Benoît Chassériau peint par son fils Théodore Chassériau en 1832 (Musée du Louvre).

Benoît Chassériau est un diplomate et agent secret français. Il est le premier diplomate français de la république de Colombie.

 

La contribution des Français à l’indépendance de l’Amérique du Nord avec La Fayette et Rochambeau est particulièrement célèbre. Pour autant, l’appui de Français à l’indépendance de l’Amérique du Sud a également comporté quelques noms dont l’Histoire ne retient que peu : Benoît Chassériau, Pierre Labatut, René Beluche, Jean Lafitte ou encore Louis-Michel Aury.

 

De l’Orient à l’Amérique du Sud

Né le 19 août 1780 d’une famille d’armateurs rochelais, Benoît Chassériau du Chiron est le dernier d’une fratrie de 17 enfants. Rapidement attiré par le grand large, il participe aux expéditions menées par Bonaparte en Orient à partir de 1798. Bien que particulièrement jeune, il administre comme contrôleur des Finances deux importantes provinces de la Haute-Égypte.
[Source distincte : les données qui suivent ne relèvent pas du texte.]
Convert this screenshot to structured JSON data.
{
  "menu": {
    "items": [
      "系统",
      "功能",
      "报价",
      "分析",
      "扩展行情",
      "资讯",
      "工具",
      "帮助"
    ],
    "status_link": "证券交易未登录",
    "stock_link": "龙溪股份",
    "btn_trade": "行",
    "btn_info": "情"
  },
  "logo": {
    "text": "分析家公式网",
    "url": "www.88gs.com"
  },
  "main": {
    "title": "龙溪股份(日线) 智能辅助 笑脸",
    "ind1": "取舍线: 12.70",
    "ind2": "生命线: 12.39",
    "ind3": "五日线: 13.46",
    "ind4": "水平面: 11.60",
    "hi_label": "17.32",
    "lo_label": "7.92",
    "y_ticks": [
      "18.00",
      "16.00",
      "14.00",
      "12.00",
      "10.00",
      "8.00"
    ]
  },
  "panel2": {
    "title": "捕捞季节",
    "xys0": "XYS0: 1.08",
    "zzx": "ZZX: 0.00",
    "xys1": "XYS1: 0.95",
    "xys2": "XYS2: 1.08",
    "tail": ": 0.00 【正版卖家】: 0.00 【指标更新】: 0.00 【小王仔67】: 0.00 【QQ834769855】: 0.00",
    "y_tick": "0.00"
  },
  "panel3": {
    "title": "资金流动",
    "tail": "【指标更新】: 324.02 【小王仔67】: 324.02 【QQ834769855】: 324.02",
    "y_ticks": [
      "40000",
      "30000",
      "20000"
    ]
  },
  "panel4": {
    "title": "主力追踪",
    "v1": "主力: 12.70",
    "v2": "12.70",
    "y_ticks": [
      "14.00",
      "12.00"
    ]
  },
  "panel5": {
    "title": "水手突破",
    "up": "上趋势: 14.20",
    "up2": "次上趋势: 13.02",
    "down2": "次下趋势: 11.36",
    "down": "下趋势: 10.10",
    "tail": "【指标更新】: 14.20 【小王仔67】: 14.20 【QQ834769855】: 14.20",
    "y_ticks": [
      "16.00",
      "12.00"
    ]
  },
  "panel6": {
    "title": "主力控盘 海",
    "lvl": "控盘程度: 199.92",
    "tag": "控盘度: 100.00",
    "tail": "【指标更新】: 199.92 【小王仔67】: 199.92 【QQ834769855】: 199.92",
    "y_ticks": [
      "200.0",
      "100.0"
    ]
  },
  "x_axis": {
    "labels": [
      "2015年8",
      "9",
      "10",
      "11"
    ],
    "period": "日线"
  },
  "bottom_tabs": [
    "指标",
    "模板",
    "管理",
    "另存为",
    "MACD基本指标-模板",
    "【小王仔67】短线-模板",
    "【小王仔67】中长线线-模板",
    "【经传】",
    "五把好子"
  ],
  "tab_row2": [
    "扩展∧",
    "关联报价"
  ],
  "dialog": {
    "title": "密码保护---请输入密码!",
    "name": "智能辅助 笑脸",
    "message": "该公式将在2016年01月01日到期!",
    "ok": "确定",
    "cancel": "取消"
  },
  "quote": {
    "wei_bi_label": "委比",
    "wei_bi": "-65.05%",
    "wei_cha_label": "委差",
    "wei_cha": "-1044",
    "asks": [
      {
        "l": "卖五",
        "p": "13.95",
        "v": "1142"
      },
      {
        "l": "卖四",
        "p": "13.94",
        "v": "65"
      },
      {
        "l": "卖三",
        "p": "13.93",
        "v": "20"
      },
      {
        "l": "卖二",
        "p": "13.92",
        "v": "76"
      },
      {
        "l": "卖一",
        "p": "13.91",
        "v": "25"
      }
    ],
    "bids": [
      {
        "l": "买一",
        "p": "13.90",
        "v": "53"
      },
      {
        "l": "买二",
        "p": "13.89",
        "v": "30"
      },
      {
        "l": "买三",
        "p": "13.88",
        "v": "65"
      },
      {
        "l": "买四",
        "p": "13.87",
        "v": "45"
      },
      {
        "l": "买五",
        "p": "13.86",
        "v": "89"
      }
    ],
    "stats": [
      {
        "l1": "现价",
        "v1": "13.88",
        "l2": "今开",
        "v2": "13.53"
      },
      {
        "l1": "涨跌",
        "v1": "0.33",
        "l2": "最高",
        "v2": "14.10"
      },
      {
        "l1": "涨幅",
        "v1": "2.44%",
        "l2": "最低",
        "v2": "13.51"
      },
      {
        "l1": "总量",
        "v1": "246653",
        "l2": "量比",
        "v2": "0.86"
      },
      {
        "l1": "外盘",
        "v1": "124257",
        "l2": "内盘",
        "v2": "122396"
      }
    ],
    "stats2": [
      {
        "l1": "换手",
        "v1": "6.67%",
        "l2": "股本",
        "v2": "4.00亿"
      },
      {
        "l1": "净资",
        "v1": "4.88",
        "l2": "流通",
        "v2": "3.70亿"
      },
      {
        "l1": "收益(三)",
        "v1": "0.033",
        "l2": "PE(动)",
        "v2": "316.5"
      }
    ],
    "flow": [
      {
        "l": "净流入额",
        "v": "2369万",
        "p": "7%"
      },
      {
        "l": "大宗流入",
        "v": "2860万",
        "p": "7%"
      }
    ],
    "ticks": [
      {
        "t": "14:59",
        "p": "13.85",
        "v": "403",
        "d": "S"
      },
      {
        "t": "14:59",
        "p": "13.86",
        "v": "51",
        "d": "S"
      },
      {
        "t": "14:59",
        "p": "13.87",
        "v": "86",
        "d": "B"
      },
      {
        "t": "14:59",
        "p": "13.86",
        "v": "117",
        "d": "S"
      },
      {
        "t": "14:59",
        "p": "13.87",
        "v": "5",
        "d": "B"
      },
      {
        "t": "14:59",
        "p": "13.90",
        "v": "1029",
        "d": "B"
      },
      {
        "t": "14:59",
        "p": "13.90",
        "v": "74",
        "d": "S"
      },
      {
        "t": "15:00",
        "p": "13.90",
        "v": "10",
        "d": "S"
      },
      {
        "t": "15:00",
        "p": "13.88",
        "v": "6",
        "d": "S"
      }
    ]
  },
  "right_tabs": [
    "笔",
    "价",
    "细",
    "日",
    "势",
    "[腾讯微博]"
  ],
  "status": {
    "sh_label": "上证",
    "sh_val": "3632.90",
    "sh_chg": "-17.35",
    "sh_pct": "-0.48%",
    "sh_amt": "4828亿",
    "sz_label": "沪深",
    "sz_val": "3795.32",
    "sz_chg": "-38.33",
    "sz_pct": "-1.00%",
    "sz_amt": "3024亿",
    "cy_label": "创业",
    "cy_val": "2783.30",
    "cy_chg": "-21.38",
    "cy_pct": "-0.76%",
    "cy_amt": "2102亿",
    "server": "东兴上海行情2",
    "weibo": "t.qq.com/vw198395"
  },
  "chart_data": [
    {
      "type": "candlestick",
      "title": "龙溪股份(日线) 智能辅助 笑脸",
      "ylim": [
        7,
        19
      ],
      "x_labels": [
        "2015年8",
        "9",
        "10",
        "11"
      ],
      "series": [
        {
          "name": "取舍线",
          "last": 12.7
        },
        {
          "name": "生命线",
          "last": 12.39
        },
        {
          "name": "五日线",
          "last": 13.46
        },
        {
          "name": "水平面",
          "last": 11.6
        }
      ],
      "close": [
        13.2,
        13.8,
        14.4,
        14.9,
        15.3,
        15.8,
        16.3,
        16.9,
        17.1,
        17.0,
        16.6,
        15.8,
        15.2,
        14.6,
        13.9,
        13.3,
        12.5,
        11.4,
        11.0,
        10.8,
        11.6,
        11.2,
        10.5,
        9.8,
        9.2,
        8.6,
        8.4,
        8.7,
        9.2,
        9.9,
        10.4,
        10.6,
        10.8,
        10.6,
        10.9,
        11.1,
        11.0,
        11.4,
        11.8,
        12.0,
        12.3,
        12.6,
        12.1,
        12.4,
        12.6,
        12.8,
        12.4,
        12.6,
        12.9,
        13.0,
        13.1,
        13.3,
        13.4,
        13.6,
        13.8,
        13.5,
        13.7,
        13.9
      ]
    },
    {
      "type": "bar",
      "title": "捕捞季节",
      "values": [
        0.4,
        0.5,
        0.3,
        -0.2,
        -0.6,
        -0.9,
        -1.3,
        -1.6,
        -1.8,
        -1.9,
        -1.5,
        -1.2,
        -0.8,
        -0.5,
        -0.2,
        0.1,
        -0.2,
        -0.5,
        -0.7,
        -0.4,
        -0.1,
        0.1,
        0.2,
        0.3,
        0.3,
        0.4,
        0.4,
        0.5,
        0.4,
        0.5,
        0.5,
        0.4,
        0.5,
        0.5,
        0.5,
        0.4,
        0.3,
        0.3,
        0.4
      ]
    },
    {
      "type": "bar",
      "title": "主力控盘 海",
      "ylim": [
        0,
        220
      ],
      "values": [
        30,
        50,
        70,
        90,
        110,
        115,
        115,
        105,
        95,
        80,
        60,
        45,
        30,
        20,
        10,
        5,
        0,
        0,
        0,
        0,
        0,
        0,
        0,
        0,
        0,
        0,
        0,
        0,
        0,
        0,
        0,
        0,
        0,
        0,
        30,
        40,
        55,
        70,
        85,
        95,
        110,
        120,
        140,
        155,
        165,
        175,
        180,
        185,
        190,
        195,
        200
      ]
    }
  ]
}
En 1802, il est nommée Trésorier général lors de l’expédition de Saint-Domingue puis secrétaire général de la Colonie. Après avoir démissionné de son poste, il devient planteur de café à Samana. A la suite du soulèvement de la population, Chassériau est fait prisonnier. Il parvient à s’échapper et en profitera pour visiter les Antilles et une partie de l’Amérique du Sud.

En 1806, il épouse Marie Madeleine Couret de la Blaquière avec qui il aura 5 enfants dont Théodore Chassériau (peintre), Frédéric-Victor-Charles (conseiller et historiographe de la marine et Ernest (chef de bataillon d’infanterie de marine mort à la bataille de Bazeilles en 1870). En 1813, Benoît Chassérieau est nommé ministre de la Police de l’État libre de Carthagène des Indes. A ce poste, il sécurise les frontières et les routes maritimes du jeune État. L’année suivante, Chassériau dirige une expédition secrète contre Portobelo au Panamá afin de libérer la ville de la domination espagnole. Certains capitaines corsaires français comme Beluche et Aury se joignent à lui. Malheureusement, l’expédition se révèle être un échec complet, les Espagnols les repoussent.

 

L’agent secret

En 1815, il sauve indirectement la vie de Simón Bolívar à Kingston (Jamaïque) en lui donnant de l’argent et le conseillant de partir de son hôtel. La nuit même, son successeur de chambre fut assassiné, le tueur croyant que sa victime était Simón Bolívar. En 1816, Chassériau contribue financièrement à l’expédition de los Cayos coordonnée par Bolivar dont l’objectif était de libérer le Venezuela des forces espagnoles. En 1822, une mission un peu spéciale lui est confiée : garder un œil sur José Félix Ribas y Palacios, fils du héros de l’indépendance du Venezuela, José Félix Ribas y Palacios, et cousin de Simón Bolívar. Chassérieau l’envoie en pension à Paris.

La même année, le ministre des Affaires étrangères français, François-René de Châteaubriand l’envoie en mission en tant qu’agent de renseignements en Colombie. Pour celle-ci, Chassériau prend son fils en secrétaire. En 1824, il devient agent commercial et maritime et 1er diplomate auprès de la république de Colombie. Ses missions sont doubles : faciliter les relations diplomatiques entre le nouvel État et la France et favoriser les relations commerciales entre les deux entités notamment via la Martinique. Dans ce cadre, il fournit de nombreux renseignements à Paris sur la situation de la colonie espagnole afin de permettre à la France d’adopter une attitude favorisant indirectement l’indépendance.

En 1826, il est agent du Département de la marine sur l’île danoise de Saint Thomas. Cette petite île qui abritait de nombreux corsaires, pirates et flibustiers est devenu une zone franche. Depuis la deuxième partie du XIXe siècle, l’île, en proie aux ouragans, à la sécheresse et à la concurrence américaine est en déclin économique. Néanmoins, elles conservent une position géographique stratégique. En 1832, il est nommé Vice-consul à Saint Thomas puis consul honoraire et titulaire à Porto Rico. Benoît Chassériau décède à son poste à Porte Rico le 27 décembre 1844.